By treating the electronic version of a book as information rather than property, and circulating it as widely as possible, many authors such as Paulo Coelho and Cory Doctorow actually end up selling more copies of the physical version. Pirate copies of The Pirate’s Dilemma are out there online anyway, and they don’t seem to have harmed sales. My guess is they are helping. To be honest, I was flattered that the book got pirated in the first place.
Long list – but you’ve got time on a weekend, don’t you?
Jon Udell speaks to Ledeen and Lewis (blog), co-authors of Blown to Bits: Your Life, Liberty, and Happiness After the Digital Explosion, reflecting on the rapid and sweeping changes internet technologies bring (mp3). BusinessWeek Columnists Jack & Suzy Welch say that Web Age managers must learn to sift for gems through torrents of data and chatter (“The connected leader”, mp3). Yes, add to this some preparation to tomorrow’s chat with David Weinberger and check out this podcast – originally published by SWR2 Forum in March 2008: “Bildung auf der Datenautobahn – Wie wir Information und Wissen organisieren” (mp3).
BusinessWeek’s John Byrne and Jena McGregor talk about the BusinessWeek-Boston Consulting Group annual innovation ranking, which singles out some smart companies for tough times (mp3). And Bruce Nussbaum chats with BCG’s innovation head Jim Andrew about this year’s list (mp3)
The Smallbiz Podcast takes a look at the life of a freelancer. The podcast includes interviews with speakers at the Going Solo conference – Stephanie Booth, Laura Fitton, Martin Röll, Stowe Boyd, Suw Charman-Anderson and Dennis Howlett – on how to survive as a soloist (mp3).
William Drayton in Social Innovation Conversations talks on the Importance of Being a Changemaker (mp3)
If you’re living on this planet you probably sense that the world is in a time of tremendous change. Ashoka founder William Drayton calls it “Revolution” in his keynote address on the occasion of receiving the Purpose Prize Entrepreneurial Leadership Award. In this talk, sponsored by the Stanford Center for Social Innovation, Drayton offers inspiring words about the nature of the times we are in, and how becoming a changemaker is critical for seizing opportunities that are emerging in these unprecedented times.
Yes, be the change you want to see in the world. And check out SWR2′s german language portrait of the d.school at Potsdam (“Zusatzstudium für Querdenker und solche, die es werden wollen”, mp3)
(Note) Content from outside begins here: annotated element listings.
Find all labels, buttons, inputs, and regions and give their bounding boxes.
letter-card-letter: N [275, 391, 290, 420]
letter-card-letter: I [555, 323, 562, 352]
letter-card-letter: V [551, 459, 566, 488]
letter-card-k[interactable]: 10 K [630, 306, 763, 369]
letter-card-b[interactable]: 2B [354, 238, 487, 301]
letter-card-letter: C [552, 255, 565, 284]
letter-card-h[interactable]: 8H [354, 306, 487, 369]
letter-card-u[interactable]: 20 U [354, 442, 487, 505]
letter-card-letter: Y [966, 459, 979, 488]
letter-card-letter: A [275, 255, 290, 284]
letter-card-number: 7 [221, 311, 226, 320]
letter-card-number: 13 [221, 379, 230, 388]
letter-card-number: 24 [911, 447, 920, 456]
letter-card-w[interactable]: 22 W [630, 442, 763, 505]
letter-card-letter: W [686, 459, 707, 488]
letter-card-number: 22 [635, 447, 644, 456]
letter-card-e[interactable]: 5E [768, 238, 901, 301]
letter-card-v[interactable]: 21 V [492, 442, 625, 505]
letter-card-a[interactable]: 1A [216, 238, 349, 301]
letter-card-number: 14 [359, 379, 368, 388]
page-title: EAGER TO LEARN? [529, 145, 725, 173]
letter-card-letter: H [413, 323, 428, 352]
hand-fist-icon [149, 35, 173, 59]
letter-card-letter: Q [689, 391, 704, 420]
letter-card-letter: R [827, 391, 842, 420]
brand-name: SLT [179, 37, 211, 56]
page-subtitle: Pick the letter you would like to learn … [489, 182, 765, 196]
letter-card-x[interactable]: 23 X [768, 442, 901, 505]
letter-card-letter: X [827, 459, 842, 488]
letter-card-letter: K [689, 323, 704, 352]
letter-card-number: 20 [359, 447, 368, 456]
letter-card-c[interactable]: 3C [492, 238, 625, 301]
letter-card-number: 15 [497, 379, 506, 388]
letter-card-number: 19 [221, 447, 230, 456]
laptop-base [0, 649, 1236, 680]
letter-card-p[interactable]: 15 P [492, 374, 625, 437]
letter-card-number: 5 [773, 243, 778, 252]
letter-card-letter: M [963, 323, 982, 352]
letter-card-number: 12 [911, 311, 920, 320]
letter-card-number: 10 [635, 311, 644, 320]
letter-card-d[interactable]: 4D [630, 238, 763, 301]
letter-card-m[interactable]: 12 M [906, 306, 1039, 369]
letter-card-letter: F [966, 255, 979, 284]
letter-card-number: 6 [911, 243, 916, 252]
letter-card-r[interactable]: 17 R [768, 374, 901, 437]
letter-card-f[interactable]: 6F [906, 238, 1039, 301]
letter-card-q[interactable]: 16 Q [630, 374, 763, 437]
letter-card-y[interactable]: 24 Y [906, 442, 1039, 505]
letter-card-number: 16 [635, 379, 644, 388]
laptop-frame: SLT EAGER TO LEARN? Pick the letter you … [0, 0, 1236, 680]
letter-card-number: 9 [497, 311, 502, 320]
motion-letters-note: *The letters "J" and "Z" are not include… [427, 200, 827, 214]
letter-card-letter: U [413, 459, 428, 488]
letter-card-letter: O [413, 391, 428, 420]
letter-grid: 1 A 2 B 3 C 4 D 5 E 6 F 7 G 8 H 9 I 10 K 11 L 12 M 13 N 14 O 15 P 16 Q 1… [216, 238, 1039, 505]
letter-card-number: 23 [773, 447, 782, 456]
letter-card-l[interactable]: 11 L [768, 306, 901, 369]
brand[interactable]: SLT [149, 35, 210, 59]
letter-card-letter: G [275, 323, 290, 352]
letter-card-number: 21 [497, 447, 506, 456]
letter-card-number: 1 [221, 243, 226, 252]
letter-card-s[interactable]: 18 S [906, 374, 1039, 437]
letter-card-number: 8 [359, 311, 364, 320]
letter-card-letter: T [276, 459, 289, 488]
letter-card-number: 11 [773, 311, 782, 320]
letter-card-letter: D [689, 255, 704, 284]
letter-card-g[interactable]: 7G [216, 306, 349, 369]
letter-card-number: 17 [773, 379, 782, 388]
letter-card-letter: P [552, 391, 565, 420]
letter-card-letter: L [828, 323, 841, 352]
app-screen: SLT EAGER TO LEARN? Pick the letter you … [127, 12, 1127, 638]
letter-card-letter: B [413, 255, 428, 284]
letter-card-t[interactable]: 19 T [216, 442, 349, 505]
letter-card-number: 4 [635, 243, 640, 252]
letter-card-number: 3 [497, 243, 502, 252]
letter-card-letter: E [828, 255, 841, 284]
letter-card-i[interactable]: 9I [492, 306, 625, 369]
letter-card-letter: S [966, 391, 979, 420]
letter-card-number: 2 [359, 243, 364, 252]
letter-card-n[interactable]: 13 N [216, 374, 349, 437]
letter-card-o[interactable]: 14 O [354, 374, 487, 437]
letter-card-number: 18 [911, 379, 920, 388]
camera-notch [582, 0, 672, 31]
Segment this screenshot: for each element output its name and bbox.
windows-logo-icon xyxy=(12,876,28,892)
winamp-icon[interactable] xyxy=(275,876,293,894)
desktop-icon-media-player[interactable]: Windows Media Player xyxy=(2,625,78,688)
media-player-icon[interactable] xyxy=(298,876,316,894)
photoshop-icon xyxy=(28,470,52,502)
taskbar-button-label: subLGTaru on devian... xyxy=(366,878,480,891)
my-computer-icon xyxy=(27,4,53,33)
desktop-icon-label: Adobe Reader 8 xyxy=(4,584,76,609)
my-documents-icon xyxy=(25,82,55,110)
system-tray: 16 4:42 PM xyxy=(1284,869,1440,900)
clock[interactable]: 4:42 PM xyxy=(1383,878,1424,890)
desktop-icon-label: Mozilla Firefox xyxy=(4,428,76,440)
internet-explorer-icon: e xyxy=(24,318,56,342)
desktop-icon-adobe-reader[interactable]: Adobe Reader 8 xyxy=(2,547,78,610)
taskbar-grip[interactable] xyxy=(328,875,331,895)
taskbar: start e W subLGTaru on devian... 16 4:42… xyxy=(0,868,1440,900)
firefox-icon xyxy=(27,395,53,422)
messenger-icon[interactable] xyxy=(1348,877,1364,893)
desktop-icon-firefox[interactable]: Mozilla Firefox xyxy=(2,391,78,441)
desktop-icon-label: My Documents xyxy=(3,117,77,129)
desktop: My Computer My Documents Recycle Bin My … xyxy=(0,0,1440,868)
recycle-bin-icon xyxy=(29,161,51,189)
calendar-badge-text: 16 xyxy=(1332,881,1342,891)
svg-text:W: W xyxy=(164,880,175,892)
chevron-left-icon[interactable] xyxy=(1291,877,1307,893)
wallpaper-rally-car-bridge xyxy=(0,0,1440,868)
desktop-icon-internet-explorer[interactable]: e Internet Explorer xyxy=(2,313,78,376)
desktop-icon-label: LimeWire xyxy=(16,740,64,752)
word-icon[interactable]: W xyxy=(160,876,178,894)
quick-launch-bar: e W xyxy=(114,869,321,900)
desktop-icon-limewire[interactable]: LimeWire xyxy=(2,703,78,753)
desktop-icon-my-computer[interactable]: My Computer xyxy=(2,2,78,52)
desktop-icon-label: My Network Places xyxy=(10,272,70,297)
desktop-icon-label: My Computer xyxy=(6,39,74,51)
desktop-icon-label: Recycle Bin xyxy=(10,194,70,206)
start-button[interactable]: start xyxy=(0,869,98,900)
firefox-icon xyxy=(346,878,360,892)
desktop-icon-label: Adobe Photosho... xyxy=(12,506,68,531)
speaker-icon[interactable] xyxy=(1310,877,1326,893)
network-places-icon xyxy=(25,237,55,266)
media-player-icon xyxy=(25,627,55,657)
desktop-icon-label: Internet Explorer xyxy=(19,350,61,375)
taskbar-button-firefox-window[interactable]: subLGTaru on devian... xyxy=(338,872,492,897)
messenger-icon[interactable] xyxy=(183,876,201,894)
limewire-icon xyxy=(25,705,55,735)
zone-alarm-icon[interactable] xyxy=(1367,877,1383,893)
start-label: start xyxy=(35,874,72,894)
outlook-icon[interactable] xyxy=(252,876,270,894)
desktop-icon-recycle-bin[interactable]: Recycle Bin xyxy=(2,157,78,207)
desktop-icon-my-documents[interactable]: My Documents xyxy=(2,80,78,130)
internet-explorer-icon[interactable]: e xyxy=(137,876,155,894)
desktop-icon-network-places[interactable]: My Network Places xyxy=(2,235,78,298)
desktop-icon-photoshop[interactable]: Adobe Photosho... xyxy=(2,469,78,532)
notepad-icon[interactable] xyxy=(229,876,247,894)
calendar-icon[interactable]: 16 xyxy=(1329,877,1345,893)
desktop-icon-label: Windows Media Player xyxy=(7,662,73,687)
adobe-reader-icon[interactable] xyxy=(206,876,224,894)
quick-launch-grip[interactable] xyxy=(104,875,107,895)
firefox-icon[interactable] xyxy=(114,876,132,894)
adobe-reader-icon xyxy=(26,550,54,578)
An Europas erster Innovationsschule in Potsdam läuft die Bewerbungsfrist. Deutschland braucht nicht nur mehr Experten – vor allem in den Ingenieur- und Naturwissenschaften. Deutschland braucht auch mehr kreative Experten, die ganz neue Ideen entwickeln. Und auch diese Fähigkeit kann man in gewissem Umfang lernen oder zumindest trainieren. Das jedenfalls ist die Idee hinter einem europaweit einmaligen Studienangebot an der Universität Potsdam.
Design-thinking, interdisciplinary thinking, creativity, innovation processes, and more.
And for an extraordinary piece listen to David Mindell of MIT as he shares his experience with reading Thomas Pynchon‘s wonderful 1973 novel Gravity’s Rainbow (mp3)
The novel, which tells the story of the design, manufacture, and use of the German V-2 rockets in World War II, shows the fruits of a complicated technical endeavor and contains symbols of bigger issues in society.